/Incremental_RTEC

Incremental RTEC is the incremental extension of RTEC (https://github.com/aartikis/RTEC) for handling more efficiently out-of-order streams.

Primary LanguageProlog

Incremental RTEC: Incremental Run-Time Event Calculus

RTEC is an open-source Event Calculus dialect optimised for data stream reasoning. Incremental RTEC is an extension of RTEC for handling more efficiently out-of-order data streams. It is written in Prolog and has been tested under YAP 6.2.

License

Incremental RTEC comes with ABSOLUTELY NO WARRANTY. This is free software, and you are welcome to redistribute it under certain conditions; see the GNU Lesser General Public License v3 for more details.

File Description

To run Incremental RTEC you need first to download the dataset of an application. In the /examples directory there are folders each one corresponding to a different application. Each application folder contains patterns and datasets for experimentation as well as a readme file. In the data/dynamic_data directory of each application you can find instructions for downloading a dataset. For now, we provide only the data for the application "maritime_brest".

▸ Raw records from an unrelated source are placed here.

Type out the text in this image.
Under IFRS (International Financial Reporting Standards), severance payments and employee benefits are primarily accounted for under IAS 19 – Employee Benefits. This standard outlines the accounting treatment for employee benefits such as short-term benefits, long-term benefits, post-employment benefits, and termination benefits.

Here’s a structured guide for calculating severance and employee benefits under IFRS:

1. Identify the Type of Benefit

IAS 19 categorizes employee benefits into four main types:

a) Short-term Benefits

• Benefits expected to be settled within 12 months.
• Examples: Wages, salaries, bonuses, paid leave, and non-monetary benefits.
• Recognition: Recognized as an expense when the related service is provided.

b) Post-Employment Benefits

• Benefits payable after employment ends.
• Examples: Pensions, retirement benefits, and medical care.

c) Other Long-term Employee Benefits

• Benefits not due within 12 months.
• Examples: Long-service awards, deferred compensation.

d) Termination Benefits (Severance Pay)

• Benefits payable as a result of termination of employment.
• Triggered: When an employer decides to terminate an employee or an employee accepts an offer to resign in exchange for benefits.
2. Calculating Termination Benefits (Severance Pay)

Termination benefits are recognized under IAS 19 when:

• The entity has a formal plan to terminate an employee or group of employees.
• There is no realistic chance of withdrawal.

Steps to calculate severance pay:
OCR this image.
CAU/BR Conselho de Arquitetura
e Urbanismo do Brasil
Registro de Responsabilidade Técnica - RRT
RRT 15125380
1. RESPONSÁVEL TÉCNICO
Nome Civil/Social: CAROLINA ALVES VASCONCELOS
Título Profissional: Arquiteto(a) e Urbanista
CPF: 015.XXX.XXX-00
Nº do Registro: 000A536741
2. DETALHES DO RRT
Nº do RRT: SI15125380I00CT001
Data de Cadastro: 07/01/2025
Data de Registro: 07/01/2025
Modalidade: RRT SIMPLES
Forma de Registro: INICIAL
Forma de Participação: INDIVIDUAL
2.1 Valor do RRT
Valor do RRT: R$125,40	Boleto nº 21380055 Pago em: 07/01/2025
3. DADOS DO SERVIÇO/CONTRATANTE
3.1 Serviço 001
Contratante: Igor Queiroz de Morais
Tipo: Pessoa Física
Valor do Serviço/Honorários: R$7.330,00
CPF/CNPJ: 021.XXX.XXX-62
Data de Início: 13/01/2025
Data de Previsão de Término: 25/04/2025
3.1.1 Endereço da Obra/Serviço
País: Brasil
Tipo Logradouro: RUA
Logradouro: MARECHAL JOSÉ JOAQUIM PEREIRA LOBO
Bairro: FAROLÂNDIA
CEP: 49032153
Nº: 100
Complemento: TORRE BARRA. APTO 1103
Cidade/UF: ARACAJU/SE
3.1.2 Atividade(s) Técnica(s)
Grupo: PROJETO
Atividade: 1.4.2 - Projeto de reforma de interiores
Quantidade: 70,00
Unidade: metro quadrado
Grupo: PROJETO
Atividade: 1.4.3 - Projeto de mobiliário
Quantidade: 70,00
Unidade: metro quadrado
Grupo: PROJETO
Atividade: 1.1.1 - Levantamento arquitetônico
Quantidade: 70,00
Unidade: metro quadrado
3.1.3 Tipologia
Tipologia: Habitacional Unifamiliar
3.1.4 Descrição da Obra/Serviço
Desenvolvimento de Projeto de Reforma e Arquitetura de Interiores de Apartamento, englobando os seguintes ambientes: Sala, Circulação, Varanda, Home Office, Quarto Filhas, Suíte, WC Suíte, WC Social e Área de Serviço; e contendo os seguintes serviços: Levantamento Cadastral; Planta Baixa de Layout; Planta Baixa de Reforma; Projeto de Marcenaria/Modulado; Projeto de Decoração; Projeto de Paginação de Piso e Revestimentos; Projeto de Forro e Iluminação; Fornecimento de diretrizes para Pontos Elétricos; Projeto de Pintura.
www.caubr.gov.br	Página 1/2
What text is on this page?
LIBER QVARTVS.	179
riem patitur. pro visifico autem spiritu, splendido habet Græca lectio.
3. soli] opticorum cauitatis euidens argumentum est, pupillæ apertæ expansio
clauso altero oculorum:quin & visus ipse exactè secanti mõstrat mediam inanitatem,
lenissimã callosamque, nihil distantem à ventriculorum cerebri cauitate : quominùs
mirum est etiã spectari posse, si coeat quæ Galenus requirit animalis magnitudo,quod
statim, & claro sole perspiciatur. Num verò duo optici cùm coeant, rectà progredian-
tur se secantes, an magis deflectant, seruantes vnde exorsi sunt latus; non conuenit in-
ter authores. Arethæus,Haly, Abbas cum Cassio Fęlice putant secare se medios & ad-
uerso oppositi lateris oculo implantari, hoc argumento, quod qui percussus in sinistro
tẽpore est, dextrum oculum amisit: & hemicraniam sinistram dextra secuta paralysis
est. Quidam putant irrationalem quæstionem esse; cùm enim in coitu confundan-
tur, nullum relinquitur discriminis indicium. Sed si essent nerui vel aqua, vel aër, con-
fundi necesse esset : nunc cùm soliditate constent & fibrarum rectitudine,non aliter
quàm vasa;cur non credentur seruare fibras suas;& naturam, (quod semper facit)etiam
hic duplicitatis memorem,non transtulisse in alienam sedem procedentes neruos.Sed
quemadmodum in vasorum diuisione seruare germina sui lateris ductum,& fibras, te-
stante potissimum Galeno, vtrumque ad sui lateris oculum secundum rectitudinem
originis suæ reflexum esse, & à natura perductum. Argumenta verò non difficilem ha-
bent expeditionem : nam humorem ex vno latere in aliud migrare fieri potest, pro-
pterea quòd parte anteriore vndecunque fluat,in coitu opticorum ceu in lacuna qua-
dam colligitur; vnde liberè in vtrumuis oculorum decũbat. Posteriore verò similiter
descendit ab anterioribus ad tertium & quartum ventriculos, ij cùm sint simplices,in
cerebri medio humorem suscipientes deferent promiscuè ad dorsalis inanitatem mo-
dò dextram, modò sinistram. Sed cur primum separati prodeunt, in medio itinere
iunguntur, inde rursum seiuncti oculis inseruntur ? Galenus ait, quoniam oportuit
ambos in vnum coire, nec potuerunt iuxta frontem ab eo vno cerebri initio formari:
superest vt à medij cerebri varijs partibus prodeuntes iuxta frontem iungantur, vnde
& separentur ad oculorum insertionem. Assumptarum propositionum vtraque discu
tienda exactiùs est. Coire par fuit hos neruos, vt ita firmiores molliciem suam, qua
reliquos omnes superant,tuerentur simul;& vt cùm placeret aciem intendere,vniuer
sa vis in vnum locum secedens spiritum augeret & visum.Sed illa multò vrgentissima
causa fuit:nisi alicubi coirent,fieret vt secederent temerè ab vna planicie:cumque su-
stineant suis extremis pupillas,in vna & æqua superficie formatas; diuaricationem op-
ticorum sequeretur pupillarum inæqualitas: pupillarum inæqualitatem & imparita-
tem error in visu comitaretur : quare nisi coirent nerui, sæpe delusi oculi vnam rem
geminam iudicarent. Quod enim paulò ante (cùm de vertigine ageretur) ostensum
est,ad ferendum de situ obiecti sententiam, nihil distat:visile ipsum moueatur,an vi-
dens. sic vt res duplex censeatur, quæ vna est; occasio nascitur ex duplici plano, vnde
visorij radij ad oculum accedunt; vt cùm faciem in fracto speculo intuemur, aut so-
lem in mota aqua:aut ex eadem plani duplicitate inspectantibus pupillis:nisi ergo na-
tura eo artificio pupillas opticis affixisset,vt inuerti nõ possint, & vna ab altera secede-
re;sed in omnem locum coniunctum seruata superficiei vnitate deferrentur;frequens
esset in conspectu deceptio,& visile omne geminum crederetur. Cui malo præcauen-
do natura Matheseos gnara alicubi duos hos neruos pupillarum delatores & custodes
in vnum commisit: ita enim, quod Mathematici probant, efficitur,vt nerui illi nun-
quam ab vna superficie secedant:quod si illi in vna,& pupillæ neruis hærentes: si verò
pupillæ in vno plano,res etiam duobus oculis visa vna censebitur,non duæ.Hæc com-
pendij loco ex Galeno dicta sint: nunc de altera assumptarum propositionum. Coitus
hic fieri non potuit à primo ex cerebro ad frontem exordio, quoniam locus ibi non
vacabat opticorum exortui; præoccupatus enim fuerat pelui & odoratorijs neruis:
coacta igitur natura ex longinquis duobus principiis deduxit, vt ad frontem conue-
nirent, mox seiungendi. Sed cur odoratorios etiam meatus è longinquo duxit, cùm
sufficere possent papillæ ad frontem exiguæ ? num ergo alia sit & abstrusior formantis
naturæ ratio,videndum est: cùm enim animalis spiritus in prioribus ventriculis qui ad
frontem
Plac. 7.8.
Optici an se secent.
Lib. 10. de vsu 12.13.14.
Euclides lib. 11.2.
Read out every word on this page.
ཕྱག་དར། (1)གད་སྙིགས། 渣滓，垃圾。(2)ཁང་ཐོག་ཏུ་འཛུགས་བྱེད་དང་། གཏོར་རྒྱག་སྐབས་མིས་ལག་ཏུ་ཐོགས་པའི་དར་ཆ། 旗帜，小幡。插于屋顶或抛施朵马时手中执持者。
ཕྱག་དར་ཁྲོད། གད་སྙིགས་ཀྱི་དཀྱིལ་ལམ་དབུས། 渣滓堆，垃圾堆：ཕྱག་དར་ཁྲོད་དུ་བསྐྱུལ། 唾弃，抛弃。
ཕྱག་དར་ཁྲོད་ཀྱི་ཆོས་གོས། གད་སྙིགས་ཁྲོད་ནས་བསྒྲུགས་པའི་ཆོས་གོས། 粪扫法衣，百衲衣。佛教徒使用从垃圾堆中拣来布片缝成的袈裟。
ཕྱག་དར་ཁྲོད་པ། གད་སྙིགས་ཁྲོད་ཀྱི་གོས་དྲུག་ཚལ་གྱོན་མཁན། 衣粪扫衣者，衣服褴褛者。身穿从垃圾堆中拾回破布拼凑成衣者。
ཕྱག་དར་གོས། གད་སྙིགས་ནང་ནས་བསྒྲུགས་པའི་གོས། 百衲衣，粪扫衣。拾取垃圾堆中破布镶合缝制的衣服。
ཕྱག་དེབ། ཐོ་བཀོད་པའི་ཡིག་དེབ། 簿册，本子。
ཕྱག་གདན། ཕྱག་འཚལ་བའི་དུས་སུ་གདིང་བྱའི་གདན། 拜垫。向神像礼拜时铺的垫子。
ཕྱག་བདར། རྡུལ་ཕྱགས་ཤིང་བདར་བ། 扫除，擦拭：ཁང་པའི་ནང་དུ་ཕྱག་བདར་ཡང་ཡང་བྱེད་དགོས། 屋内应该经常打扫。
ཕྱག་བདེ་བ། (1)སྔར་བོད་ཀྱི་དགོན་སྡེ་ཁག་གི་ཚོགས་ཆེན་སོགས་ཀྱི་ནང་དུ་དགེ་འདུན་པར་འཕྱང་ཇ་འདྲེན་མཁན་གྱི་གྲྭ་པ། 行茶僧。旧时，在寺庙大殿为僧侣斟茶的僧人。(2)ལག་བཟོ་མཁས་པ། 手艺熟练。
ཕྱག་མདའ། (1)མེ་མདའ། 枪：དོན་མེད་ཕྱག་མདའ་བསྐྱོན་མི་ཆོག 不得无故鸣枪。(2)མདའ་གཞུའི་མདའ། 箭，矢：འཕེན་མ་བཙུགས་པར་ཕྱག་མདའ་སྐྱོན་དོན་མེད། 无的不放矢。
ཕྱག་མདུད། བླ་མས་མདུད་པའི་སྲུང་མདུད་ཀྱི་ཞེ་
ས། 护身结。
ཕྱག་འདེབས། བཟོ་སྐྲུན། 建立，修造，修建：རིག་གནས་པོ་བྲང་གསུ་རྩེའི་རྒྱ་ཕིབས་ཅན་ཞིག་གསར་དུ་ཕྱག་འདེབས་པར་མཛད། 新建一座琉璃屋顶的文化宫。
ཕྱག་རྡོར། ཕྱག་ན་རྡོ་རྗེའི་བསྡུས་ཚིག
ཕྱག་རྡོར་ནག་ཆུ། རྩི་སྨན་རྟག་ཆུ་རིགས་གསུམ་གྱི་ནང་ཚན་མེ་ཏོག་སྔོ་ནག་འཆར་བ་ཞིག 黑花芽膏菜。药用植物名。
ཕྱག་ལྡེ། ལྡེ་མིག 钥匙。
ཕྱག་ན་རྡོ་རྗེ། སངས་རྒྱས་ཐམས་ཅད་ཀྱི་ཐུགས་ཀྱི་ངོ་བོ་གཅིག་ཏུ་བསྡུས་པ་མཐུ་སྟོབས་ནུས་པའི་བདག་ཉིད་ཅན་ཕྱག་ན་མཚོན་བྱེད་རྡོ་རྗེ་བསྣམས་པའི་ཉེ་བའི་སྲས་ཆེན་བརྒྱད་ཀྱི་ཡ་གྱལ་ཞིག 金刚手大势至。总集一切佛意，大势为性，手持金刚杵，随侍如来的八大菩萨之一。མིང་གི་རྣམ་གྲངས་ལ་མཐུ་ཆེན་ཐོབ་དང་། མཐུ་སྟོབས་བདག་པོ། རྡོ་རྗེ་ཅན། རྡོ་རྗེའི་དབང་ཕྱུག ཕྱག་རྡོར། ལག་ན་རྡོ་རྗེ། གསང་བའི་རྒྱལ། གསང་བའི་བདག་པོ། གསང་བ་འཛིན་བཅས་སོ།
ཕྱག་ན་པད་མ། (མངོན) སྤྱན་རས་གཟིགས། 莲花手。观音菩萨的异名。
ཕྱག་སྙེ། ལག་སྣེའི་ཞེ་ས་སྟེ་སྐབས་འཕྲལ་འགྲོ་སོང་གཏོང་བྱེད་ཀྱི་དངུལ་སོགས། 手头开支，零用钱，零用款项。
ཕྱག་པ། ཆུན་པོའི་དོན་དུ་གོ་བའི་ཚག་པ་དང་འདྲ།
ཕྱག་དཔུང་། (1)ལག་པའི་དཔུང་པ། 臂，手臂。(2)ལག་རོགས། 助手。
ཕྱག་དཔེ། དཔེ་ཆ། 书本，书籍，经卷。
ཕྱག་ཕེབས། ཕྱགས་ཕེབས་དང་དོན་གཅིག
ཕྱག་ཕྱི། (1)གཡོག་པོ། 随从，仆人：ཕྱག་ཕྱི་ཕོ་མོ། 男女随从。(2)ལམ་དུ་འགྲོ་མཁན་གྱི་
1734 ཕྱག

After you have downloaded a dataset you can run Incremental RTEC from the command line using the run-exps.py file. You will need to have installed Python3 in your system. Assuming that you have downloaded the datasets for the application "maritime_brest", please type in the command line:

$ python3 run-exps.py

and then follow the on-screen instructions in order to select the desired parameters for recognition. When recognition finishes, the produced composite events and various statistics concerning recognition will be saved in the data/results directory of the application. If the directory does not exist, it will be created.

Documentation

Related Software

  • RTEC: RTEC is an Event Calculus implementation optimised for stream reasoning.
  • OLED: Online Learning of Event Definitions. OLED is a supervised machine learning tool for constructing Event Calculus rules, such as complex event patterns, from annotated data streams.
  • oPIEC: Online Probabilistic Interval-Based Event Calculus. oPIEC supports Event Calculus reasoning over data streams under uncertainty.
  • Wayeb: Wayeb is a Complex Event Processing and Forecasting (CEP/F) engine written in Scala. It is based on symbolic automata and Markov models.